The exceptional improvements of mechanical properties at low nanofiller contents have introduced significant interest in the use of nanoparticles in polymer matrices [16]. The different types of nanofillers have been used to strengthen and toughen the polymers. The most interesting aspect related to nanofiller is that they can improve the properties of polymers at very low filler concentrations compared to micro-particles and fibers [79]. This phenomenon can be described as nanoeffect which is the interactions at the atomic scale. When the particle size decreases to the nanoscale, the specific surface area rapidly increases, making the surface properties as the dominant factors and providing unique characteristics with widespread applications in many industrial parts. Additionally, when the filler size is similar to that of polymer chains, molecular interactions between nanoparticles and polymer matrix produce a third phase as interphase which has different properties from both polymer and nanoparticles [10, 11]. The properties of interphase play a main role in the level of dissipated energy by different damaging mechanisms which take place at the nanoscale [12, 13]. As a result, the mechanical properties of the nanocomposites significantly depend on the interphase level.

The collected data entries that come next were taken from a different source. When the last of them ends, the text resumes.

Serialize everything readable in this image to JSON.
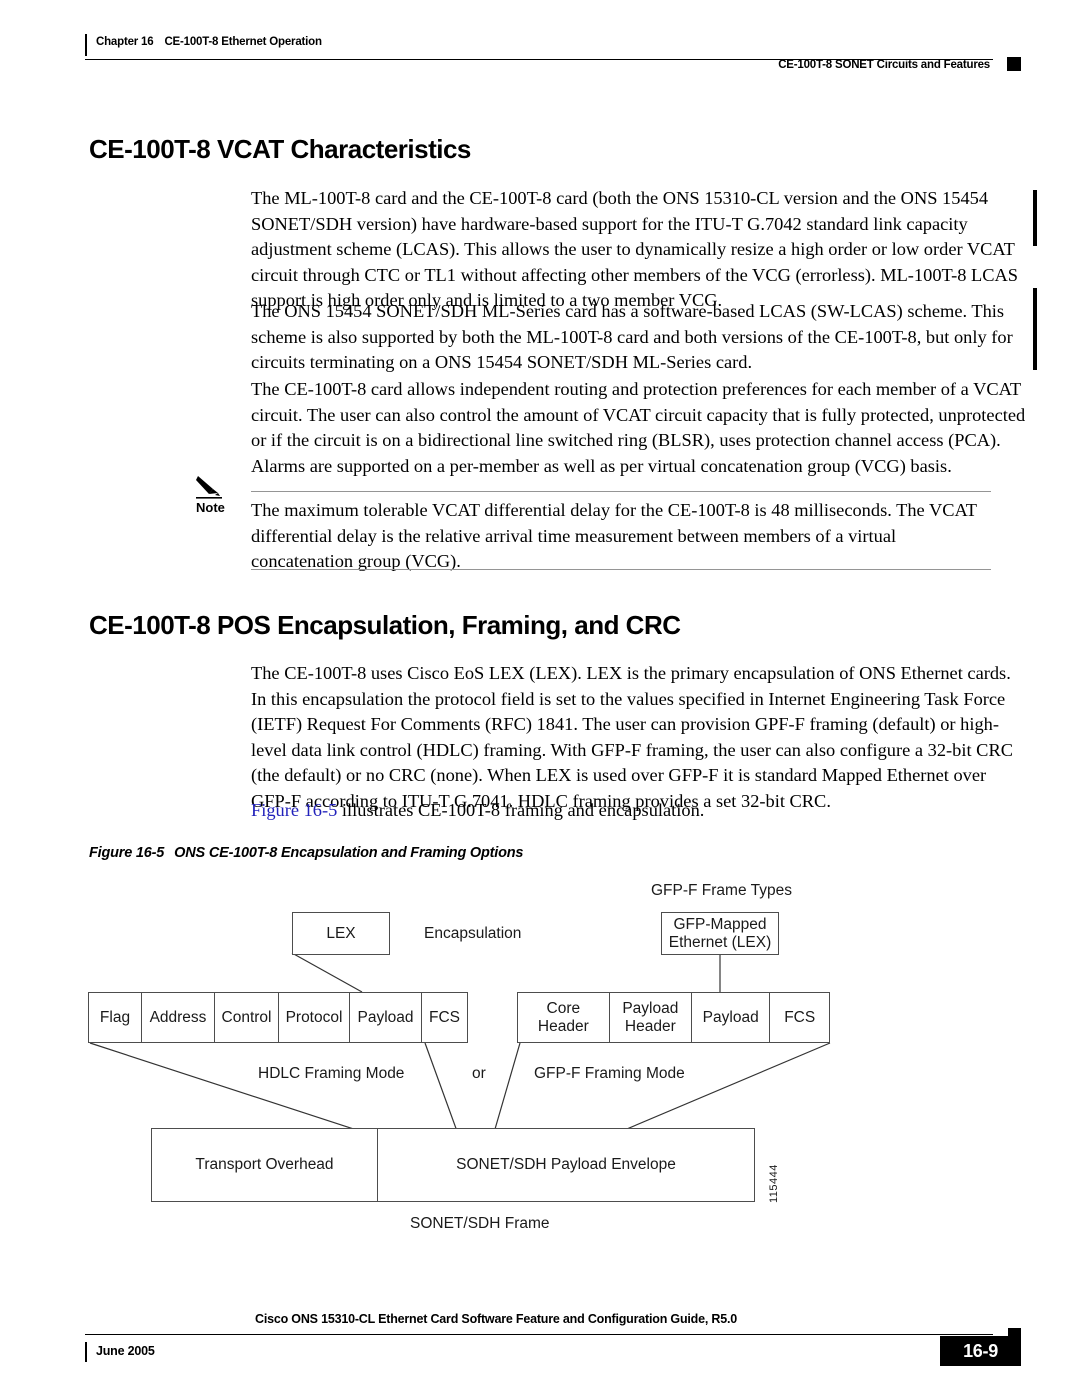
{
  "header": {
    "chapter_number": "Chapter 16",
    "chapter_title": "CE-100T-8 Ethernet Operation",
    "section_title": "CE-100T-8 SONET Circuits and Features"
  },
  "sections": {
    "vcat_heading": "CE-100T-8 VCAT Characteristics",
    "pos_heading": "CE-100T-8 POS Encapsulation, Framing, and CRC"
  },
  "paragraphs": {
    "p1": "The ML-100T-8 card and the CE-100T-8 card (both the ONS 15310-CL version and the ONS 15454 SONET/SDH version) have hardware-based support for the ITU-T G.7042 standard link capacity adjustment scheme (LCAS). This allows the user to dynamically resize a high order or low order VCAT circuit through CTC or TL1 without affecting other members of the VCG (errorless). ML-100T-8 LCAS support is high order only and is limited to a two member VCG.",
    "p2": "The ONS 15454 SONET/SDH ML-Series card has a software-based LCAS (SW-LCAS) scheme. This scheme is also supported by both the ML-100T-8 card and both versions of the CE-100T-8, but only for circuits terminating on a ONS 15454 SONET/SDH ML-Series card.",
    "p3": "The CE-100T-8 card allows independent routing and protection preferences for each member of a VCAT circuit. The user can also control the amount of VCAT circuit capacity that is fully protected, unprotected or if the circuit is on a bidirectional line switched ring (BLSR), uses protection channel access (PCA). Alarms are supported on a per-member as well as per virtual concatenation group (VCG) basis.",
    "p5": "The CE-100T-8 uses Cisco EoS LEX (LEX). LEX is the primary encapsulation of ONS Ethernet cards. In this encapsulation the protocol field is set to the values specified in Internet Engineering Task Force (IETF) Request For Comments (RFC) 1841. The user can provision GPF-F framing (default) or high-level data link control (HDLC) framing. With GFP-F framing, the user can also configure a 32-bit CRC (the default) or no CRC (none). When LEX is used over GFP-F it is standard Mapped Ethernet over GFP-F according to ITU-T G.7041. HDLC framing provides a set 32-bit CRC.",
    "p6_link": "Figure 16-5",
    "p6_rest": " illustrates CE-100T-8 framing and encapsulation."
  },
  "note": {
    "label": "Note",
    "text": "The maximum tolerable VCAT differential delay for the CE-100T-8 is 48 milliseconds. The VCAT differential delay is the relative arrival time measurement between members of a virtual concatenation group (VCG)."
  },
  "figure": {
    "caption_number": "Figure 16-5",
    "caption_title": "ONS CE-100T-8 Encapsulation and Framing Options",
    "figure_id": "115444",
    "labels": {
      "gfp_frame_types": "GFP-F Frame Types",
      "encapsulation": "Encapsulation",
      "hdlc_framing_mode": "HDLC Framing Mode",
      "or": "or",
      "gfpf_framing_mode": "GFP-F Framing Mode",
      "sonet_sdh_frame": "SONET/SDH Frame"
    },
    "lex_box": "LEX",
    "gfp_mapped_box_line1": "GFP-Mapped",
    "gfp_mapped_box_line2": "Ethernet (LEX)",
    "hdlc_fields": [
      "Flag",
      "Address",
      "Control",
      "Protocol",
      "Payload",
      "FCS"
    ],
    "gfp_fields": [
      "Core Header",
      "Payload Header",
      "Payload",
      "FCS"
    ],
    "sonet_fields": [
      "Transport Overhead",
      "SONET/SDH Payload Envelope"
    ]
  },
  "footer": {
    "guide_title": "Cisco ONS 15310-CL Ethernet Card Software Feature and Configuration Guide, R5.0",
    "date": "June 2005",
    "page_number": "16-9"
  }
}
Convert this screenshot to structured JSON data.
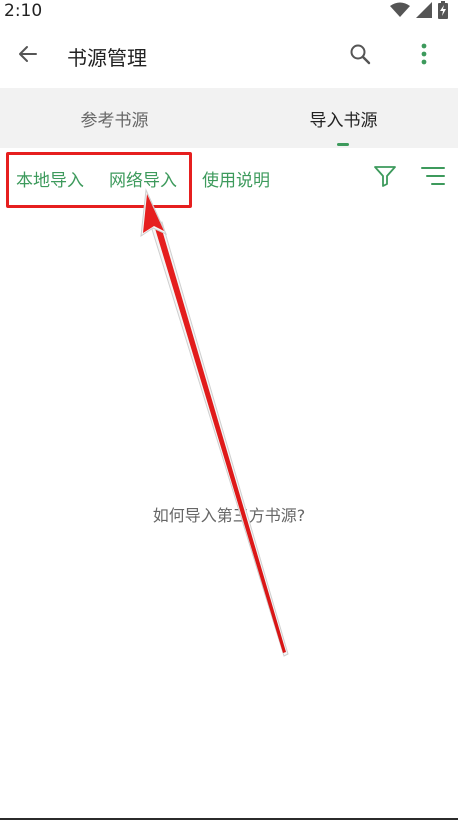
{
  "status_bar": {
    "time": "2:10",
    "icons": [
      "wifi-icon",
      "signal-icon",
      "battery-icon"
    ]
  },
  "app_bar": {
    "title": "书源管理",
    "back_icon": "arrow-left-icon",
    "search_icon": "search-icon",
    "more_icon": "more-vertical-icon"
  },
  "tabs": [
    {
      "label": "参考书源",
      "selected": false
    },
    {
      "label": "导入书源",
      "selected": true
    }
  ],
  "toolbar": {
    "local_import": "本地导入",
    "network_import": "网络导入",
    "usage_guide": "使用说明",
    "filter_icon": "filter-icon",
    "sort_icon": "sort-lines-icon"
  },
  "empty_state": {
    "hint": "如何导入第三方书源?"
  },
  "colors": {
    "accent": "#3d9a5c",
    "annotation": "#e61f1f",
    "tab_bg": "#f2f2f2"
  }
}
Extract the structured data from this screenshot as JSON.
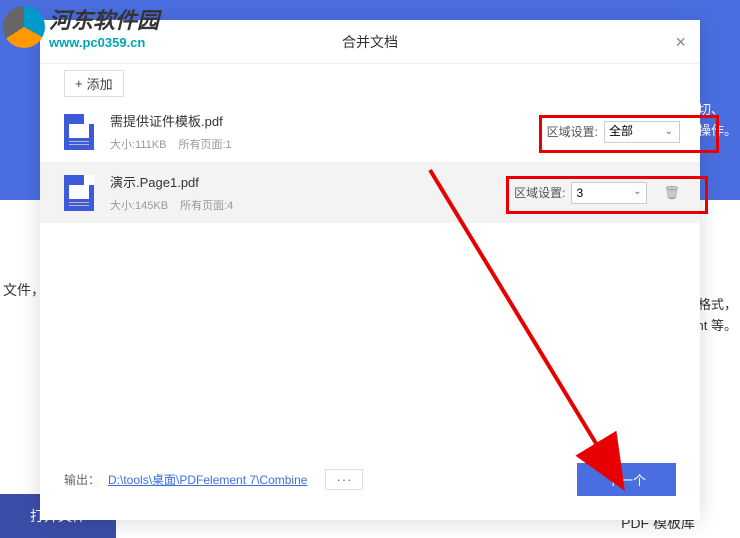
{
  "logo": {
    "title": "河东软件园",
    "url": "www.pc0359.cn"
  },
  "background": {
    "leftText": "文件，点",
    "right1a": "条、剪切、",
    "right1b": "编辑等操作。",
    "right2a": "昌的文档格式，",
    "right2b": "PowerPoint 等。",
    "bottomBtn": "打开文件",
    "bottomLib": "PDF 模板库"
  },
  "dialog": {
    "title": "合并文档",
    "addLabel": "添加",
    "files": [
      {
        "name": "需提供证件模板.pdf",
        "size": "大小:111KB",
        "pages": "所有页面:1",
        "rangeLabel": "区域设置:",
        "rangeValue": "全部"
      },
      {
        "name": "演示.Page1.pdf",
        "size": "大小:145KB",
        "pages": "所有页面:4",
        "rangeLabel": "区域设置:",
        "rangeValue": "3"
      }
    ],
    "outputLabel": "输出：",
    "outputPath": "D:\\tools\\桌面\\PDFelement 7\\Combine",
    "moreLabel": "···",
    "nextLabel": "下一个"
  }
}
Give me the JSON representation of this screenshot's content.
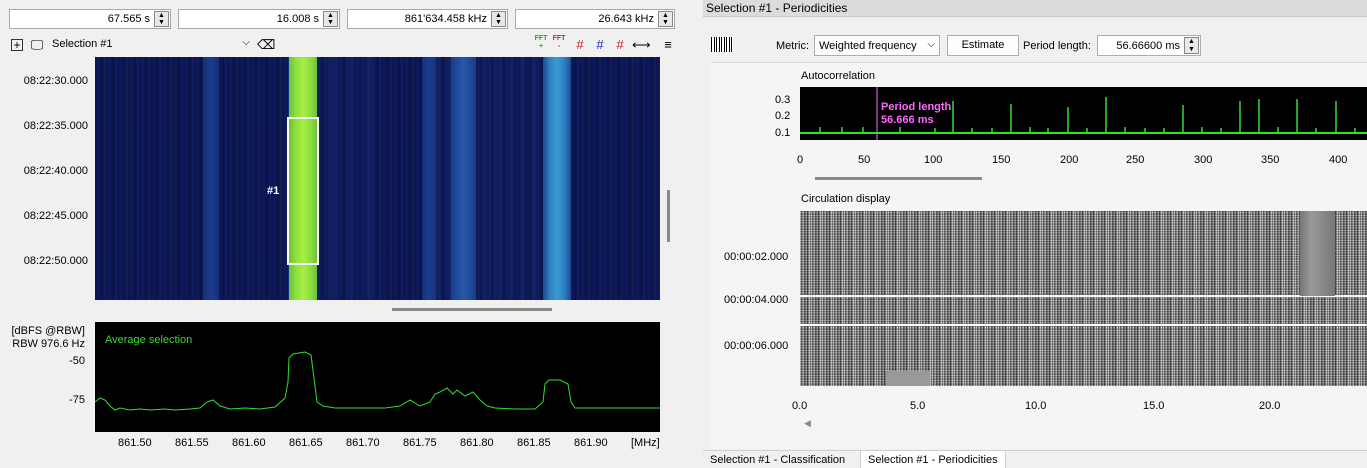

Many researchers have tried to characterize the interphase properties by modeling of the general properties of nanocomposites because the interphase is affected by many factors, and it cannot be characterized by simple techniques [14, 15]. The theoretical surveys in the recent years provided a large amount of information about interphase and interfacial interactions in polymer nanocomposites.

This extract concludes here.